An old friend—younger than me, but a friend for over 40 years—doesn’t go to church any more.
Which might be a bit surprising. Because she’s a minister’s wife. She studied theology. She served as a missionary in Africa. She spent years volunteering in social causes that help the down and out in seaports and urban cores.
Her life has been far more committed to living her Christian faith than mine has.
But she doesn’t feel comfortable in church any more.
It’s not the preaching. Or the creeds, or the liturgies.
It’s the music. In her denomination, the hymns are—she lists their failings—triumphalist, sexist, obsessed with sin, anthropomorphic.

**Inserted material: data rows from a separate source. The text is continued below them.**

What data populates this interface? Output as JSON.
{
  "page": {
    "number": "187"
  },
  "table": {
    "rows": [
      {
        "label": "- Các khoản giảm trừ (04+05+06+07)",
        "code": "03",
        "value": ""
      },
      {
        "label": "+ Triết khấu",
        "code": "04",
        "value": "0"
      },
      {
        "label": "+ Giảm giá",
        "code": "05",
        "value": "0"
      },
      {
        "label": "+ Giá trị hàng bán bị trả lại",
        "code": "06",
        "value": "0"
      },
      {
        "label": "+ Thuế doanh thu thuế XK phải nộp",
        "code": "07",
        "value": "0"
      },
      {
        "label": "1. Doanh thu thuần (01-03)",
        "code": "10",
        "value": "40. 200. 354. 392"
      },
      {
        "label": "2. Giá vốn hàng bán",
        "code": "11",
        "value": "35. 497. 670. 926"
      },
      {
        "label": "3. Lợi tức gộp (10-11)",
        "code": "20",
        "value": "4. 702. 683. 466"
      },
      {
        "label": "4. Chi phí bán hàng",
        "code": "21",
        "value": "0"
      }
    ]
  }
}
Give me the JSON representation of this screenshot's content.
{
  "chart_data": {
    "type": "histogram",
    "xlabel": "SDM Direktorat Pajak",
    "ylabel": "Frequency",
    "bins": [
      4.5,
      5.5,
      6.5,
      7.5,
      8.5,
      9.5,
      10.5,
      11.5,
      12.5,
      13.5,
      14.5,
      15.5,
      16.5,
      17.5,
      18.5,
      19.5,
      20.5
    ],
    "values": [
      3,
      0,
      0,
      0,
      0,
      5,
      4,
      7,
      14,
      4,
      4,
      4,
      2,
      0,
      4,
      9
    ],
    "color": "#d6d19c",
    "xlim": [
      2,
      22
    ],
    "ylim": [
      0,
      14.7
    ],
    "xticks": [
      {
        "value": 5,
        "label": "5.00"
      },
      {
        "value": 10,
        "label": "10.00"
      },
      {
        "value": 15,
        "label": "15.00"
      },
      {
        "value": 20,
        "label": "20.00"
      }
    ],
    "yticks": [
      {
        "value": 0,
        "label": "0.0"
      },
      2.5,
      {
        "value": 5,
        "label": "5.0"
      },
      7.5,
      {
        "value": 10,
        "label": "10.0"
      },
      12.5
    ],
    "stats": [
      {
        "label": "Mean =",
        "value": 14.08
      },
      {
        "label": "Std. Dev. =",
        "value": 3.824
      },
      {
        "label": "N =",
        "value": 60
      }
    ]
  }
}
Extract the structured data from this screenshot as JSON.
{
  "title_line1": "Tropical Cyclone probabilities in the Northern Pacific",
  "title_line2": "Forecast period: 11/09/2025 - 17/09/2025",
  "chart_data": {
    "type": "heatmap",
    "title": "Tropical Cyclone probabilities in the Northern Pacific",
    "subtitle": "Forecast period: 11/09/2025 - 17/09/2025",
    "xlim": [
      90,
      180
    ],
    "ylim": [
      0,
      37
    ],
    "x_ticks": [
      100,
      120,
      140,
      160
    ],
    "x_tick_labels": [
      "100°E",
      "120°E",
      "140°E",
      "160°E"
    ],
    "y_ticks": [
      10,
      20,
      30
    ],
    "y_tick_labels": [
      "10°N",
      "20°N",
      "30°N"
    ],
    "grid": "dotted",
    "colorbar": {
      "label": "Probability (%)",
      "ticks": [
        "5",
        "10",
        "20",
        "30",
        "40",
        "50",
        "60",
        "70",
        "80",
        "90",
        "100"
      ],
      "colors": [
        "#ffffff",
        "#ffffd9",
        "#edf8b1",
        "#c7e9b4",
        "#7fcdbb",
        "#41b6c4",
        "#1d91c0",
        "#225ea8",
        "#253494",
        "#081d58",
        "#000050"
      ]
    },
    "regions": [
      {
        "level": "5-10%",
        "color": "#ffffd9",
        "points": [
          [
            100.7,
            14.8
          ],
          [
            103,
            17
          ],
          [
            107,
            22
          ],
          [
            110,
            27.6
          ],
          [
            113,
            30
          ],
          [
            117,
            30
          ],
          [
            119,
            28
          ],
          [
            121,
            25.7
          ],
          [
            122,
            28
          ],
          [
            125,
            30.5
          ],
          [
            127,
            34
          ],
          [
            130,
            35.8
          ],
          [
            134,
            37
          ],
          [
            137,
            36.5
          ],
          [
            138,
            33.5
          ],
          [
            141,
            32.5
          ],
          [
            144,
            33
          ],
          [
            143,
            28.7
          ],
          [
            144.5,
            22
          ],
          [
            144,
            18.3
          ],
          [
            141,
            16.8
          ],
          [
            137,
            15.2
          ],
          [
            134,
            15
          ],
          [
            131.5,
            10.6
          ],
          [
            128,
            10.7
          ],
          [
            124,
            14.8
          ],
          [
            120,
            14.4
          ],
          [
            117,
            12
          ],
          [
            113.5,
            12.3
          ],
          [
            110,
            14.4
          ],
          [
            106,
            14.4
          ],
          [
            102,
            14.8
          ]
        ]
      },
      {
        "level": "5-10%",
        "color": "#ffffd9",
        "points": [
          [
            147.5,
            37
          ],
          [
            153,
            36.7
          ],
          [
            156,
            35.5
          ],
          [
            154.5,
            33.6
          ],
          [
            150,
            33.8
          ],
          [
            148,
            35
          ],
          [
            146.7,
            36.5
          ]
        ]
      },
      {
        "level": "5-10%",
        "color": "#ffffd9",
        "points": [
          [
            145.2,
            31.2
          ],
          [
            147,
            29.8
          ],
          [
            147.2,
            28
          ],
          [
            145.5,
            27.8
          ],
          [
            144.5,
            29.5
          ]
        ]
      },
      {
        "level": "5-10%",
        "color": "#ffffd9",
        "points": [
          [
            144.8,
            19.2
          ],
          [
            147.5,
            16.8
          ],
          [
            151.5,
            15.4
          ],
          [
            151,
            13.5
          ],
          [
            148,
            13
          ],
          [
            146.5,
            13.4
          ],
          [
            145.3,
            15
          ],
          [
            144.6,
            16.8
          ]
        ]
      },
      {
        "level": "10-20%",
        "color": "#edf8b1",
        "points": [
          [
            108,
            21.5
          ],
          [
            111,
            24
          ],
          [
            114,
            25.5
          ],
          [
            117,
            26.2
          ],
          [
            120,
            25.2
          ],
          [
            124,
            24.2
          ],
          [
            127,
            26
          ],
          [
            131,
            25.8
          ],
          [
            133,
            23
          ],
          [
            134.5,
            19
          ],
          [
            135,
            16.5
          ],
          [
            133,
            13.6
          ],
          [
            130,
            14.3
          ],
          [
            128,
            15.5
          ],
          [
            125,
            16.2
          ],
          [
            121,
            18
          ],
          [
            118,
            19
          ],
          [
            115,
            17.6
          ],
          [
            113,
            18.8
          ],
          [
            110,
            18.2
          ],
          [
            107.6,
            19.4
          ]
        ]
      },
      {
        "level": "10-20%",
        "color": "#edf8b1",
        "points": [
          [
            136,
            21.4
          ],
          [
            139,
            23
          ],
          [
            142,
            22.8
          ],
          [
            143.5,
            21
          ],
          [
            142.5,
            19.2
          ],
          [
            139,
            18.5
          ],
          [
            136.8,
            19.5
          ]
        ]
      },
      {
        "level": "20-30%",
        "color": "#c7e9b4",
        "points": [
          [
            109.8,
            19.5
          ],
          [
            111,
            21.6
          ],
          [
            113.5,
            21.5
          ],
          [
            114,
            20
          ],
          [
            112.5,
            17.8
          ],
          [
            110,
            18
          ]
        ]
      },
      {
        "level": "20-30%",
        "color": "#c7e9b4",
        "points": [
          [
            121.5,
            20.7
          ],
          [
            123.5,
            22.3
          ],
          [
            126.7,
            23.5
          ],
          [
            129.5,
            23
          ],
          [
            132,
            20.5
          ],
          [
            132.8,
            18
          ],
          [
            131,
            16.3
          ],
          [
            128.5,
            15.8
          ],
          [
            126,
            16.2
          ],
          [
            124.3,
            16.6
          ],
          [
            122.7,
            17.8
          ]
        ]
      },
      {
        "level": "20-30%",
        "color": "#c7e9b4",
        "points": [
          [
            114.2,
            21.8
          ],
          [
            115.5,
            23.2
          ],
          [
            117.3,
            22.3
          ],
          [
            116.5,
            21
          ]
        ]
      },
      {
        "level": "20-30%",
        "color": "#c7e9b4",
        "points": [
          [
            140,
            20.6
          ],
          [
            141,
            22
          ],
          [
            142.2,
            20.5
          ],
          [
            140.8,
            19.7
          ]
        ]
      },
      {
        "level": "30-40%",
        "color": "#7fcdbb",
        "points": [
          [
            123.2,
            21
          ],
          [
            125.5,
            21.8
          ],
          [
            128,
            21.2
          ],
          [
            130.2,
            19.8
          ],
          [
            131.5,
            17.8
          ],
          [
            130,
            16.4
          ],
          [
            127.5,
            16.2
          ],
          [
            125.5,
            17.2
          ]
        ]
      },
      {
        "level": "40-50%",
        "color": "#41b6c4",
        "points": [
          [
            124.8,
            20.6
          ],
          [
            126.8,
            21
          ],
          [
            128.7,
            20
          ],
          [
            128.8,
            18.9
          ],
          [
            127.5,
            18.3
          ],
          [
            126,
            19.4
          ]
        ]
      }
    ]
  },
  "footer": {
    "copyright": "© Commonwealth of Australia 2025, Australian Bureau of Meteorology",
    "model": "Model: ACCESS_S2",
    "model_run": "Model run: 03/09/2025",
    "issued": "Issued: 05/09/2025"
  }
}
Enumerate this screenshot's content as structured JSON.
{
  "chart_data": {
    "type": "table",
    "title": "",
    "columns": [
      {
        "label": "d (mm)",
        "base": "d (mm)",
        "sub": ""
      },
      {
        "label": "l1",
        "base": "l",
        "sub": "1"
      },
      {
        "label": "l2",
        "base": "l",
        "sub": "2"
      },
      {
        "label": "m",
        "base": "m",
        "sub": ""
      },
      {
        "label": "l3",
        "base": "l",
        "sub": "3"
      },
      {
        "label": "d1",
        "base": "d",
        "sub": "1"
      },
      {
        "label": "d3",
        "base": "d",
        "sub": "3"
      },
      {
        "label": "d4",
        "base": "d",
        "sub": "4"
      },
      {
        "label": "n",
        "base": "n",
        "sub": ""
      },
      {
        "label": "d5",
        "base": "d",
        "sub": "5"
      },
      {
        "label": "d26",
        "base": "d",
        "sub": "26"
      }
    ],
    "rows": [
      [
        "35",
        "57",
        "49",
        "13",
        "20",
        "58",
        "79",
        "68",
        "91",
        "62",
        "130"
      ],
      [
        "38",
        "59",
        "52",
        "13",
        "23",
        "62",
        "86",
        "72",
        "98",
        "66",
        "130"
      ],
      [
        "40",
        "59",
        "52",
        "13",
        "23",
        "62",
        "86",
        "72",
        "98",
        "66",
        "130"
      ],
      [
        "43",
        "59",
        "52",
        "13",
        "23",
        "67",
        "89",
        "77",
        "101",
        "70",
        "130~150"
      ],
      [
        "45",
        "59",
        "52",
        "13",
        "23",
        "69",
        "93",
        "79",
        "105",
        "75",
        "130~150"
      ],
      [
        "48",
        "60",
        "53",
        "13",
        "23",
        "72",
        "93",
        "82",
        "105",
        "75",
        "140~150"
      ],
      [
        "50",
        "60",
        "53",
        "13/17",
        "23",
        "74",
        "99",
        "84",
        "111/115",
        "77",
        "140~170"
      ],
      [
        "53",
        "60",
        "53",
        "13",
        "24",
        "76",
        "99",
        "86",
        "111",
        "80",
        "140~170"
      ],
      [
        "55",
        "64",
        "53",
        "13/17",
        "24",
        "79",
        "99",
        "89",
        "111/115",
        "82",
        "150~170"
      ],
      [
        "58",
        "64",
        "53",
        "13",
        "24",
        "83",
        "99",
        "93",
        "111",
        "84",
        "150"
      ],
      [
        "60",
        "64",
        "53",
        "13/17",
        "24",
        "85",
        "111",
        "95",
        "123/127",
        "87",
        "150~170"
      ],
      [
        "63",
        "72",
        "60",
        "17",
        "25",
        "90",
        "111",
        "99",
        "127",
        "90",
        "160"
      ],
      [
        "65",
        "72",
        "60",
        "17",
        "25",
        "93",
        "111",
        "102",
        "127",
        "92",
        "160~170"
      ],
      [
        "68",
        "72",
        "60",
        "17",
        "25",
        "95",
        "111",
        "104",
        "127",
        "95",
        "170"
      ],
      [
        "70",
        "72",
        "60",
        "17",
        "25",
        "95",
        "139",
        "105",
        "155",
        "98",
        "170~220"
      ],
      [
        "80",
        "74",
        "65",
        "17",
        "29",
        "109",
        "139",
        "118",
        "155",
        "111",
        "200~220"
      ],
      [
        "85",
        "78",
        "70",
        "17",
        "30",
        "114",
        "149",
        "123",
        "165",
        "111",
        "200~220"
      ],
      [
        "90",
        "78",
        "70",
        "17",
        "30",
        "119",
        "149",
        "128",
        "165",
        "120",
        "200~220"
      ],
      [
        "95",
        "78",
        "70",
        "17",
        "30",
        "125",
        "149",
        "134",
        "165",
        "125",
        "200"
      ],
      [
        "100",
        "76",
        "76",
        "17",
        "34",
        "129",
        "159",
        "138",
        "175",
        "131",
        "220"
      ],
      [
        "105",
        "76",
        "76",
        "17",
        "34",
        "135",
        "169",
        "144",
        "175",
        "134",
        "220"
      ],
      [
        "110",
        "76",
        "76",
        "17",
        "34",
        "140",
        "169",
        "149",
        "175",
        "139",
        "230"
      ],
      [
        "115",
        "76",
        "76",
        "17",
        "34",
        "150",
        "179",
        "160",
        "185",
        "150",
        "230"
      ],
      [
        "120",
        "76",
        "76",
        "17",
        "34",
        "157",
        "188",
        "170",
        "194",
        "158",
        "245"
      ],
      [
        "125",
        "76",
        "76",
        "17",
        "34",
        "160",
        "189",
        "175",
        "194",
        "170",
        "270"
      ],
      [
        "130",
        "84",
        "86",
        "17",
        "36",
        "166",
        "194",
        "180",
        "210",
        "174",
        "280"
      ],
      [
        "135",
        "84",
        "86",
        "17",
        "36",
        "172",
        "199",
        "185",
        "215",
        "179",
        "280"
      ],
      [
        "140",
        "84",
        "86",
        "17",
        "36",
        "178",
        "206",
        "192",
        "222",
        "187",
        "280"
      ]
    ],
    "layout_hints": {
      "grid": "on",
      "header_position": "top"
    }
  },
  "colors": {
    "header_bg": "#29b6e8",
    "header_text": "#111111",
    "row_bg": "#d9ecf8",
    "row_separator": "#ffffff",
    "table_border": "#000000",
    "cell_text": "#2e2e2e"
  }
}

They typically describe God as all-powerful, all-knowing, conquering other faiths, guaranteed ultimate victory. They portray God as an ageless male patriarch who judges us poor helpless mortals from somewhere up in heaven, a benevolent monarch who dispenses favours to his followers.
And they treat humans as little more than ping-pong balls batted back and forth by the irresistible forces of good and evil.
Granted, my friend is unusual—she actually pays attention to the words she’s expected to sing. Most people don’t, I find.
They sing lustily about waging war against Satan’s powers, about looking forward to blissful life in eternity, about sacrificing children as a sign of love. But all they hear is familiar and therefore comforting memories.
Someone wise said once that if you want to know what people believe, don’t listen to what they say; listen to what they sing.
Sermons, you see, enter our minds through the front door. We let those words in, like visitors. We entertain them for a while; then we can send them away again. Or perhaps we keep that door shut, as we might with a pesky door-to-door sales rep.
But music slips in through the back door. We don’t even realize it’s wandering around inside our minds until it has already made itself at home. Ideas that come in through the back door are much harder to evict, especially when they’re accompanied—as they often are—by a catchy melody. The music turns into an earworm—you find yourself singing along while you do the laundry, mow the lawn, drive down the highway.
And each time, the unnoticed message burrows more deeply into your sub-conscious.
Unless, like my friend, you become aware of what you’re endorsing when you sing those words.
There are some hymns that I no longer enjoy singing. They offend me. I can sing them as historical artifacts. But I feel as uncomfortable belting them out as I would signing a petition supporting child pornography.
I won’t try naming those hymns, because they may belong only to my own religious tradition. Or some of those hymns might be among your favourites. If so, it’s not up to me to set you straight. Better that you discover for yourself what you’re singing.
Neither my friend nor I suggest that the “grand old hymns” should be trashed.
But we should all pay attention to what we’re singing about.